Community leaders search for solutions to recent gun violence

SPRINGFIELD, Mass. (WWLP)– Continuing our coverage of a series of recent shootings in Springfield, 22News found out what challenges the community is facing as they look to eliminate the violence.

“This is very hard. This is very tough on them. This was a senseless murder, we can’t understand it and the mother’s just distraught over it,” said Tangela Clarke, aunt of the 23-year-old Darrell Jenkins who was shot and killed June, 4th.

Jenkins was gunned down at the start of June on Union Street, in Springfield. His body was found steps from his mother’s front door.

Two others were also killed by gunfire on Springfield streets in the last two weeks. Reminders of a family’s loss are visible here on Union Street where 18-year-old Lenezzia Clarke was shot and killed at the end of May, just days later two others were shot and wounded at the same address.

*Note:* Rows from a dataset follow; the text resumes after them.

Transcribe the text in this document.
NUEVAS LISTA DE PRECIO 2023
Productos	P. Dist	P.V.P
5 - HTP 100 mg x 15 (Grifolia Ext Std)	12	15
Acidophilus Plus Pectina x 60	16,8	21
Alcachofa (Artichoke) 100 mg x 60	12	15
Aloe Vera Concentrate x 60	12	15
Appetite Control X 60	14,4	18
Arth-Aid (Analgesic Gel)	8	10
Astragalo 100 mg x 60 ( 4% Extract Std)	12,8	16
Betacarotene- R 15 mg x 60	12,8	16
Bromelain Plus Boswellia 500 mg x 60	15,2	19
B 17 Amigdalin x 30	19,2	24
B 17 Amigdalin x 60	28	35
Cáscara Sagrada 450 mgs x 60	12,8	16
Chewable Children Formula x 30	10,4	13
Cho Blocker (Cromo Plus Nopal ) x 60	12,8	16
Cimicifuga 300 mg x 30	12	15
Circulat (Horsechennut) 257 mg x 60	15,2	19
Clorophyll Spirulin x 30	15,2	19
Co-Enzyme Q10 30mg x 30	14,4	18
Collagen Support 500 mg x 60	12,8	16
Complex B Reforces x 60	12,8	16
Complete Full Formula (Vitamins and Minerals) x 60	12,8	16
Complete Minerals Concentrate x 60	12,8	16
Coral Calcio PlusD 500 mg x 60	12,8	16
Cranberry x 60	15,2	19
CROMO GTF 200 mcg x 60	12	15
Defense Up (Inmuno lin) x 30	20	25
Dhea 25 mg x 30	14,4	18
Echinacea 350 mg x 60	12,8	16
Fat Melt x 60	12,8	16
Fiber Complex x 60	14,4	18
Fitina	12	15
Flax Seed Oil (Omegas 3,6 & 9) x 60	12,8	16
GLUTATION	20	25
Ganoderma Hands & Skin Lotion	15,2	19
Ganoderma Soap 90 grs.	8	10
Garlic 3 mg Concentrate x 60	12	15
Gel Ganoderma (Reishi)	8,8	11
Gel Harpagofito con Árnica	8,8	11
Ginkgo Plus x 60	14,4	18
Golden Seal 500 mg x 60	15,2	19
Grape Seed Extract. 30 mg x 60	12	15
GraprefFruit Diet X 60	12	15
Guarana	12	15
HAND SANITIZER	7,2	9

22News has tracked a total of at least 19 people shot and wounded in the city since the start of April.

“There’s not one root cause and that’s a big reason why it’s so hard to tackle the issue. The shootings that are happening are different. One could be over a girl, one could be over drug territory,” Chelan Brown, head of AWAKE a youth outreach program in the city, told 22News.

Brown argues that many of the witnesses of these crimes want to come forward but don’t always feel protected to do so.

While police urge those with information to come forward, Brown says it’s unclear whether the police have the funding to re-locate these witnesses once they do or if the witnesses don’t know what steps to take to get re-located.

Brown said a meeting is being planned between city leaders and law enforcement to try and clear those issues up.

Church leaders in Springfield are trying to motivate their congregations to stand up to city street violence.

At St. John’s Congregational Church in Springfield, Reverend Calvin McFadden is fronting an initiative he’s bringing to Springfield called ‘Eyes on the Streets.’

The goal is to open communication between witnesses of shootings and the police department.  McFadden expressed his frustration that those with information about these shootings are often afraid to come forward for fears of retaliation, and that effort is intended to change that.

Several events and vigils have taken place in the last few days as part of this initiative.  A gathering will take place Monday evening at 6:30 P.M. at the Centro Christiano Nacion De Jesus at 124 Sumner Avenue in Springfield.